A fork gets you nothing on the original chain, just like inventing "new dollars" gets you nothing except what the market decides "new dollars" are worth. Digital scarcity is still there. If I have an item on that blockchain, you can't take it from me by forking. The only way to "move" that asset would be to get my private key. Forks are an anomaly the market is still figuring out.

> Of course an automated finance bot needs a server, it's just a distributed and computationally expensive one instead of a centralized one that costs pennies to operate

This misses the point. If I want to make a trading bot, I have to find a host, initiate a business relationship with them, and keep it running and highly available. If I make an ethereum smart contract, I set and forget. If I want people to interact with my bot and know it's source code, I can do that on ethereum. Is there another way you can think of to do this and have the bot be transparent--in other words a guarantee that the source code you looked at is actually the source code you're interacting with?

> The OpSec that goes into "being your own bank" is not worth the cost to the overwhelming majority of people.

This is only true until people notice the deflation. The ability to convert electricity to money that doesn't automatically shrink (even if it is not ready-cash) is very valuable in places where it is shrinking quickly.

2 comments

Forks aren't as simple as you might think - who gets to determine what the "original chain" is in the event of a fork? Suppose that ETH forked and one version changed some consensus rules to increase the supply of currency, and Vitalik, the Ethereum Foundation, all of the miners/stakers, and users moved to that chain - wouldn't that be ETH? But it would violate the principle of fixed digital scarcity.

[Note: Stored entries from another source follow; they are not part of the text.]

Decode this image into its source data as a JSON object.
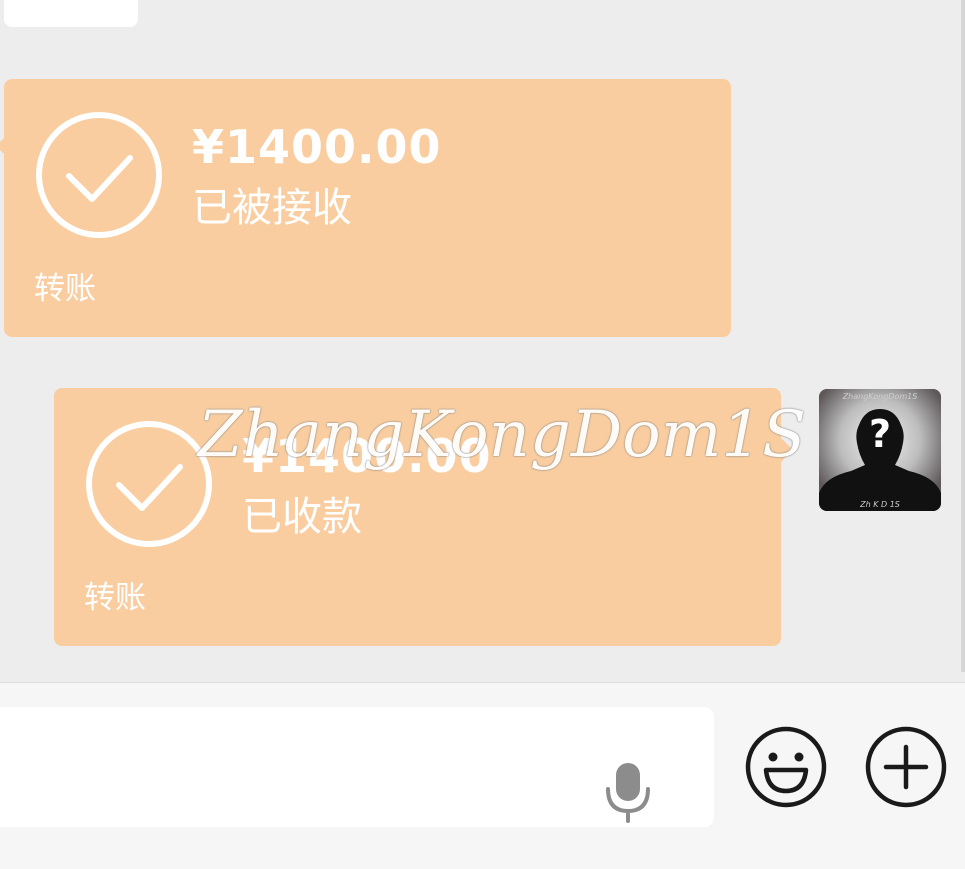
{
  "chat": {
    "messages": [
      {
        "side": "received",
        "amount": "¥1400.00",
        "status": "已被接收",
        "type_label": "转账"
      },
      {
        "side": "sent",
        "amount": "¥1400.00",
        "status": "已收款",
        "type_label": "转账"
      }
    ],
    "watermark": "ZhangKongDom1S",
    "avatar": {
      "question_mark": "?",
      "top_text": "ZhangKongDom1S",
      "bottom_text": "Zh  K  D  1S"
    }
  },
  "input_bar": {
    "mic_icon": "microphone-icon",
    "emoji_icon": "smiley-icon",
    "plus_icon": "plus-icon"
  },
  "colors": {
    "chat_background": "#ededed",
    "transfer_bubble": "#f9cd9f",
    "bubble_text": "#ffffff",
    "input_bar_background": "#f6f6f6",
    "icon_stroke": "#1a1a1a"
  }
}
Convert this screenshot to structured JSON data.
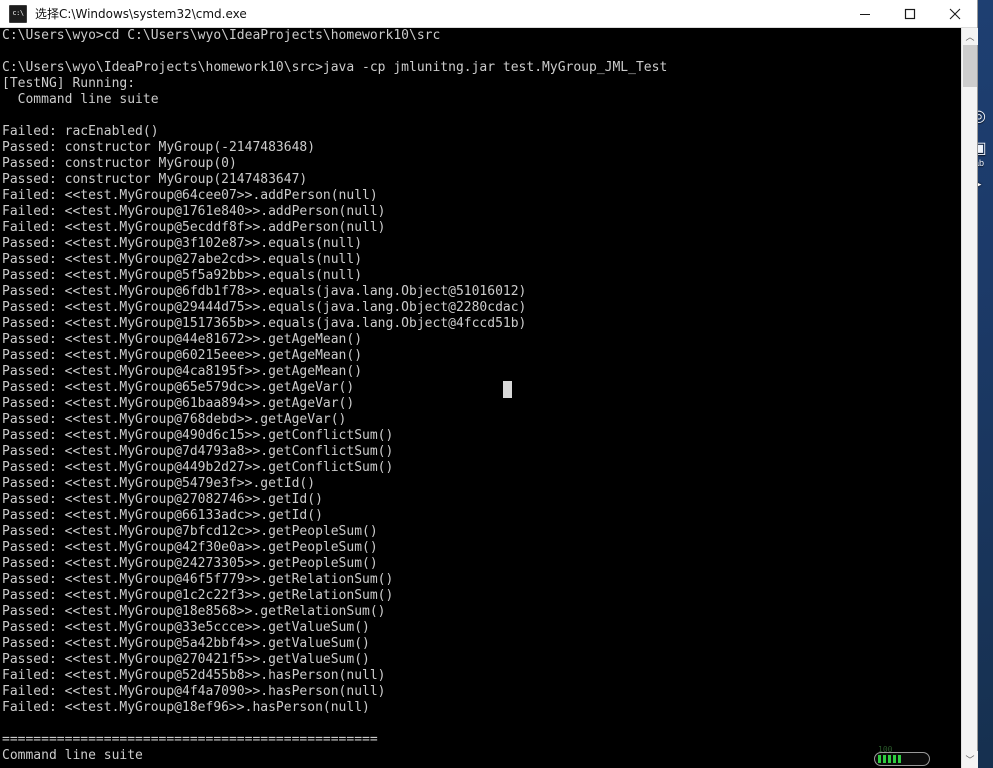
{
  "window": {
    "title": "选择C:\\Windows\\system32\\cmd.exe",
    "icon": "cmd-icon",
    "icon_glyph": "c:\\",
    "minimize_label": "Minimize",
    "maximize_label": "Maximize",
    "close_label": "Close"
  },
  "desktop": {
    "icons": [
      {
        "name": "desktop-icon-edge",
        "glyph": "◎",
        "label": ""
      },
      {
        "name": "desktop-icon-folder",
        "glyph": "▣",
        "label": "ab"
      },
      {
        "name": "desktop-icon-doc",
        "glyph": "▤",
        "label": ""
      }
    ],
    "cursor_glyph": "➤"
  },
  "scrollbar": {
    "up_arrow": "︿",
    "down_arrow": "﹀"
  },
  "tray": {
    "battery_label": "100",
    "battery_cells": 5
  },
  "console": {
    "prompt_1": "C:\\Users\\wyo>",
    "command_1": "cd C:\\Users\\wyo\\IdeaProjects\\homework10\\src",
    "prompt_2": "C:\\Users\\wyo\\IdeaProjects\\homework10\\src>",
    "command_2": "java -cp jmlunitng.jar test.MyGroup_JML_Test",
    "runner_header": "[TestNG] Running:",
    "suite_name": "  Command line suite",
    "separator": "================================================",
    "footer": "Command line suite",
    "results": [
      {
        "status": "Failed:",
        "target": "racEnabled()"
      },
      {
        "status": "Passed:",
        "target": "constructor MyGroup(-2147483648)"
      },
      {
        "status": "Passed:",
        "target": "constructor MyGroup(0)"
      },
      {
        "status": "Passed:",
        "target": "constructor MyGroup(2147483647)"
      },
      {
        "status": "Failed:",
        "target": "<<test.MyGroup@64cee07>>.addPerson(null)"
      },
      {
        "status": "Failed:",
        "target": "<<test.MyGroup@1761e840>>.addPerson(null)"
      },
      {
        "status": "Failed:",
        "target": "<<test.MyGroup@5ecddf8f>>.addPerson(null)"
      },
      {
        "status": "Passed:",
        "target": "<<test.MyGroup@3f102e87>>.equals(null)"
      },
      {
        "status": "Passed:",
        "target": "<<test.MyGroup@27abe2cd>>.equals(null)"
      },
      {
        "status": "Passed:",
        "target": "<<test.MyGroup@5f5a92bb>>.equals(null)"
      },
      {
        "status": "Passed:",
        "target": "<<test.MyGroup@6fdb1f78>>.equals(java.lang.Object@51016012)"
      },
      {
        "status": "Passed:",
        "target": "<<test.MyGroup@29444d75>>.equals(java.lang.Object@2280cdac)"
      },
      {
        "status": "Passed:",
        "target": "<<test.MyGroup@1517365b>>.equals(java.lang.Object@4fccd51b)"
      },
      {
        "status": "Passed:",
        "target": "<<test.MyGroup@44e81672>>.getAgeMean()"
      },
      {
        "status": "Passed:",
        "target": "<<test.MyGroup@60215eee>>.getAgeMean()"
      },
      {
        "status": "Passed:",
        "target": "<<test.MyGroup@4ca8195f>>.getAgeMean()"
      },
      {
        "status": "Passed:",
        "target": "<<test.MyGroup@65e579dc>>.getAgeVar()"
      },
      {
        "status": "Passed:",
        "target": "<<test.MyGroup@61baa894>>.getAgeVar()"
      },
      {
        "status": "Passed:",
        "target": "<<test.MyGroup@768debd>>.getAgeVar()"
      },
      {
        "status": "Passed:",
        "target": "<<test.MyGroup@490d6c15>>.getConflictSum()"
      },
      {
        "status": "Passed:",
        "target": "<<test.MyGroup@7d4793a8>>.getConflictSum()"
      },
      {
        "status": "Passed:",
        "target": "<<test.MyGroup@449b2d27>>.getConflictSum()"
      },
      {
        "status": "Passed:",
        "target": "<<test.MyGroup@5479e3f>>.getId()"
      },
      {
        "status": "Passed:",
        "target": "<<test.MyGroup@27082746>>.getId()"
      },
      {
        "status": "Passed:",
        "target": "<<test.MyGroup@66133adc>>.getId()"
      },
      {
        "status": "Passed:",
        "target": "<<test.MyGroup@7bfcd12c>>.getPeopleSum()"
      },
      {
        "status": "Passed:",
        "target": "<<test.MyGroup@42f30e0a>>.getPeopleSum()"
      },
      {
        "status": "Passed:",
        "target": "<<test.MyGroup@24273305>>.getPeopleSum()"
      },
      {
        "status": "Passed:",
        "target": "<<test.MyGroup@46f5f779>>.getRelationSum()"
      },
      {
        "status": "Passed:",
        "target": "<<test.MyGroup@1c2c22f3>>.getRelationSum()"
      },
      {
        "status": "Passed:",
        "target": "<<test.MyGroup@18e8568>>.getRelationSum()"
      },
      {
        "status": "Passed:",
        "target": "<<test.MyGroup@33e5ccce>>.getValueSum()"
      },
      {
        "status": "Passed:",
        "target": "<<test.MyGroup@5a42bbf4>>.getValueSum()"
      },
      {
        "status": "Passed:",
        "target": "<<test.MyGroup@270421f5>>.getValueSum()"
      },
      {
        "status": "Failed:",
        "target": "<<test.MyGroup@52d455b8>>.hasPerson(null)"
      },
      {
        "status": "Failed:",
        "target": "<<test.MyGroup@4f4a7090>>.hasPerson(null)"
      },
      {
        "status": "Failed:",
        "target": "<<test.MyGroup@18ef96>>.hasPerson(null)"
      }
    ]
  }
}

Confiscation of assets is obviously possible via forks as well, but the fact that someone can't take your money without your private key doesn't relate to scarcity.

> digitally scarcity

As long as crypto is pegged to a fiat currency like USD then the scarcity effect is going to be destroyed by speculative valuations.

USD isn't going to stop being fiat because it's too useful for it to be fiat when doing market regulation.

USD might stop being standard currency, but I expect other countries are going to maintain fiat standards because being able to vary the nominal amount of money supply is a better policy tool than merely controlling gold, because it opens up another theater of war beyond maintaining hard power.